During the summer of 1858 Tolbert Fanning, President of Franklin College and a leader in Middle Tennessee for over twenty-five years, toured the congregations surrounding Nashville. He recounts this tour in the September 1858 edition of the Gospel Advocate (“Prospects in Middle Tennessee,” pp. 257-263).
He visited Hartsville and Bledsoe’s Creek congregations in Sumner county; Lebanon and Bethel in Wilson county; New Hope in Canon county; Ebenezer, Millersburg and Murfreesboro in Rutherford county, Shelbyville in Bedford county; Fayetteville in Lincoln county; Petersburg, Berea and Lewisburg in Marshall county; Williamsport and Columbia in Maury county; and Nolensville, Hillsboro, Thompson’s Station and Boston in Davidson county.
He drew three conclusions from his tour (pp. 262-263):
1. We have labored in Tennessee in word and teaching for twenty-nine years, and we never witnessed half the anxiety generally to hear and examine the Truth.
2. We never before saw half so many brethren determined to labor for the Lord. More churches are meeting for worship than have been at any previous date engaged.
3. We conscientiously believe that the brethren no where on earth possess a higher appreciation of the Truth, and of spiritual life, than in Tennessee, and with all our reverses the prospects are flattering. A faithful perseverence [sic] in well doing will remove mountains.
The recent “reverses” is an allusion to the devolution of the Nashville church under the leadership of Jesse B. Ferguson who embraced “spiritualism” as a theological method. His youth, popularity, and rhetorical flourish led the church away from its 1820s-1830s roots, according to Fanning.

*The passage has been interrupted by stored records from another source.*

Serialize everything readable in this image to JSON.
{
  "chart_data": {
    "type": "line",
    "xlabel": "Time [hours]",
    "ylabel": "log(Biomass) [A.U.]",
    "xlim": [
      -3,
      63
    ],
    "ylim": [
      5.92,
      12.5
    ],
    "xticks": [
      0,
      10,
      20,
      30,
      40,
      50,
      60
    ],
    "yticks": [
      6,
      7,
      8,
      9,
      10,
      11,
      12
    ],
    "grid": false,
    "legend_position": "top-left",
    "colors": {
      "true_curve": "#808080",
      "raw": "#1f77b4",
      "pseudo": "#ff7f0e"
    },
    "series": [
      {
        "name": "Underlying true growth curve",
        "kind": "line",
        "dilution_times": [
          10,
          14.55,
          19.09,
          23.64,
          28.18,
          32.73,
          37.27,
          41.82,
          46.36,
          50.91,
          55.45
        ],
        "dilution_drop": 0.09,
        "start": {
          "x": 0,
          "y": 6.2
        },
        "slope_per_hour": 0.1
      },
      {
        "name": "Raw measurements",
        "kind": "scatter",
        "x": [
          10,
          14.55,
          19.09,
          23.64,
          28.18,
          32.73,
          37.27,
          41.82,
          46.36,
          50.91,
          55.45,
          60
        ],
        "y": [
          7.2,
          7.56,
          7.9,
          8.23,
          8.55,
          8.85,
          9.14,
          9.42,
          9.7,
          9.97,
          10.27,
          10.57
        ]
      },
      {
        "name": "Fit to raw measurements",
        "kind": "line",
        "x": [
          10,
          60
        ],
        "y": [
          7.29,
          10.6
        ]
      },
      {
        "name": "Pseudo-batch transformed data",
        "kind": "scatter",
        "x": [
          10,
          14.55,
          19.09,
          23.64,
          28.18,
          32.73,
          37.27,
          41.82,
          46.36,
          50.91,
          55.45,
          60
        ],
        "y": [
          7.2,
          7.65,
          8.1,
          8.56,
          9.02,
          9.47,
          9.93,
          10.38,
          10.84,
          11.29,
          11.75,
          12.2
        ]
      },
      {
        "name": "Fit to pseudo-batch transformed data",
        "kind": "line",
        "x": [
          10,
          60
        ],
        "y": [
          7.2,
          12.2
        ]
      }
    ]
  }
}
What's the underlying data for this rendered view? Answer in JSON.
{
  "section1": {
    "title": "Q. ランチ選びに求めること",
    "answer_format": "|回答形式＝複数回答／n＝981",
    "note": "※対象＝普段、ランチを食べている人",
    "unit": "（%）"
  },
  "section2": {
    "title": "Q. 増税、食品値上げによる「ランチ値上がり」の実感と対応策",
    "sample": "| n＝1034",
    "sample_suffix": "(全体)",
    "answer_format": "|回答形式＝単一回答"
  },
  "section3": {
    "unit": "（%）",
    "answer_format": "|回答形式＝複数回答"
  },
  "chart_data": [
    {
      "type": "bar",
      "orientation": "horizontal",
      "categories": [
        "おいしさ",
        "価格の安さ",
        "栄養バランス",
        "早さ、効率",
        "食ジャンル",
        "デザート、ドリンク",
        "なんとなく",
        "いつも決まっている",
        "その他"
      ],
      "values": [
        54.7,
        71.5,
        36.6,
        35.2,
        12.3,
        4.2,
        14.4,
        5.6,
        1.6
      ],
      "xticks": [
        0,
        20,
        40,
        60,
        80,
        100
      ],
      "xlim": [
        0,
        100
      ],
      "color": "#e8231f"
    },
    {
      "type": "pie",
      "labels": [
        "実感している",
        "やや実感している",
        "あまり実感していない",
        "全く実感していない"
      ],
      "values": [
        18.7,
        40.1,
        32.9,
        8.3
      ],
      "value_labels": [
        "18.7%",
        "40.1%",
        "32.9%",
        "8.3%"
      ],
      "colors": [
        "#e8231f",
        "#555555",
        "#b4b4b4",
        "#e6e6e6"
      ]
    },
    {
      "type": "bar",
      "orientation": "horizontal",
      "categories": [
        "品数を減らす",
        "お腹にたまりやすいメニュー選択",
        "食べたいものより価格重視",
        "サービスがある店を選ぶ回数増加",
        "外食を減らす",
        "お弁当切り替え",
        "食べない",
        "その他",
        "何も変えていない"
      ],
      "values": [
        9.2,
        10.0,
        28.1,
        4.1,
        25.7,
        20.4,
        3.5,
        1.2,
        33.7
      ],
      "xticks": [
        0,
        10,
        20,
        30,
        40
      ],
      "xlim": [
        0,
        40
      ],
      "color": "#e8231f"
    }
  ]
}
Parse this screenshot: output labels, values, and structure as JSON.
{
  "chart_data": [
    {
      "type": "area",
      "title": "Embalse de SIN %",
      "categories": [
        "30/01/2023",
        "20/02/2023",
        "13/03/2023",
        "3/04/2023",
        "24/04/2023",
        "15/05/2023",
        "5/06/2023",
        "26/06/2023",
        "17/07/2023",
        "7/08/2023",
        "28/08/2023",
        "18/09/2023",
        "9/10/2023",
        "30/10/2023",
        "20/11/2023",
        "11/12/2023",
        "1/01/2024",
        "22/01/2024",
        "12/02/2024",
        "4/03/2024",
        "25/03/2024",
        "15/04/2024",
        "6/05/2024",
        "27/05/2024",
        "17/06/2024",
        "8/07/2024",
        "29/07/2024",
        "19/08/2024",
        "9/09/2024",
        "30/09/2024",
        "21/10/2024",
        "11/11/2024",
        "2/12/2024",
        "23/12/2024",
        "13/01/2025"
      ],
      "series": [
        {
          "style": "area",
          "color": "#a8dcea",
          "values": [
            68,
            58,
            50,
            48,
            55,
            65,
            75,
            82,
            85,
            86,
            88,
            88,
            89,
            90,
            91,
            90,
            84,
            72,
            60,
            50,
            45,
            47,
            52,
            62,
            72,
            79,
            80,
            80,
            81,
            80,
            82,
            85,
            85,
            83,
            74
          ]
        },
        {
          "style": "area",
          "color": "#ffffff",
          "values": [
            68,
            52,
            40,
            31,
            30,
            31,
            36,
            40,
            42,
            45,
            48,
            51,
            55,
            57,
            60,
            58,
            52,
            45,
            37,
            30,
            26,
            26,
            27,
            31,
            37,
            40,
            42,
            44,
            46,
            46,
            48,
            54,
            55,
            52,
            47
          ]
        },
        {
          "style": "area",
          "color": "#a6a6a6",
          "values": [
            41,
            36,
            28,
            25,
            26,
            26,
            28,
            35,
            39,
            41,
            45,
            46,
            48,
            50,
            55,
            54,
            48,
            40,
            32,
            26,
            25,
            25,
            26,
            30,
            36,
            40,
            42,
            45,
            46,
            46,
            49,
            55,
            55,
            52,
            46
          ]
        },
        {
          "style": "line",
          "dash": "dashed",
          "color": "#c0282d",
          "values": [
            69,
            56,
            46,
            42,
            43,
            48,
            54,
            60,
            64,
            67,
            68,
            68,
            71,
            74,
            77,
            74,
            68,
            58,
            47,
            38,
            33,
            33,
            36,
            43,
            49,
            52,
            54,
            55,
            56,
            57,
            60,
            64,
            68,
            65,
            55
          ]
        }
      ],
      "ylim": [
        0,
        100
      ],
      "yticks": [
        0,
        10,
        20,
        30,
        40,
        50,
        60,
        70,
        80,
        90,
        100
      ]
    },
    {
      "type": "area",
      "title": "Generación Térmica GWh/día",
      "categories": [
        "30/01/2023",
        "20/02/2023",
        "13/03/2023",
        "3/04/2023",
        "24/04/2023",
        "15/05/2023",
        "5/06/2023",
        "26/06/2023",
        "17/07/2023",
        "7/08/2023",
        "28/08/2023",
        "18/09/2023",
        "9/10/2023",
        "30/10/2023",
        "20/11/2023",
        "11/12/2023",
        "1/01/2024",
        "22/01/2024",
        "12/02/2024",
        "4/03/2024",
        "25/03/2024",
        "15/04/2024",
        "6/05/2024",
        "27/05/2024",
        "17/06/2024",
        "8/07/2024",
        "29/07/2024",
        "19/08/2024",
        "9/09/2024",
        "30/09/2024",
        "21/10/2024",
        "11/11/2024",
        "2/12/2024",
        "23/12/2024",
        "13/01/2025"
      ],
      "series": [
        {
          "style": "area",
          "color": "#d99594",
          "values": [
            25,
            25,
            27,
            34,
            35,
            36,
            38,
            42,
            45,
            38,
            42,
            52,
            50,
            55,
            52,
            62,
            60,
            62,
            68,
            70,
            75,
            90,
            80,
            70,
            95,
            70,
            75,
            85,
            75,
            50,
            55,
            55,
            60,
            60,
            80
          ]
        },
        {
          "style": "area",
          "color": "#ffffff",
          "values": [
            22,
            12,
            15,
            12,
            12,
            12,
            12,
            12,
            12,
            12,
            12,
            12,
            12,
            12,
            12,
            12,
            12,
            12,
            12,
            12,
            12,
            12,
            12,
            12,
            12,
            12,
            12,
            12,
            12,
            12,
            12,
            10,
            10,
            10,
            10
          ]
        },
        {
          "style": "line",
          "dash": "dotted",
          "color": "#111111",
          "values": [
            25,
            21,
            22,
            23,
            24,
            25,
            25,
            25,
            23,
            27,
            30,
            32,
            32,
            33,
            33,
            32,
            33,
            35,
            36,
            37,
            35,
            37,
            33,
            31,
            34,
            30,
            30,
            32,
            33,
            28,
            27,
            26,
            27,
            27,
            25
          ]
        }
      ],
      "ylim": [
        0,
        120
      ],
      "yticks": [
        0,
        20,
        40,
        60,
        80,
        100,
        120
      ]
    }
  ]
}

However, this has occasioned a revival of sorts.
The apostacy and opposition of several popular men, who were numbered with us, have doubtless had the effect to induce the brethren to re-examine the foundation on which we are building, and the result is, that an unusual degree of intelligence is evinced by all who read and study, especially the Divine oracles. We regard it not the least flattery to intimate the probability that there are perhaps more independent thinkers, and devoted and intelligent Christians in Tenn., in proportion to the numbers professing faith, than in any other State in the Union. Our church afflictions have had the effect to weaken the confidence in the infallibility of men, to teach us humility, and we are not sure but they have had an influence to better qualify us for grappling with difficult questions.
Fanning reports that he has seen evidence of a great growth in the “spiritual life” of congregations in Middle Tennessee (p. 257). One of the major pieces of evidence for him was the growing practice of “meeting weekly to worship” (p. 262). It was more common, as Fanning notes, for churches to meet only once a month or only when an Evangelist was in town (as was still the case for some communities like Lebanon). For Fanning the “Lord’s Day” is a critical part of what it means to be a church, to cooperate in the work of the Lord, and to fulfill the mission of Christ.
In future blogs I hope, as time permits, to explore this theological idea as Fanning seeks to inculcate a reverence for the Lord’s Day on the part of Middle Tennessee congregations.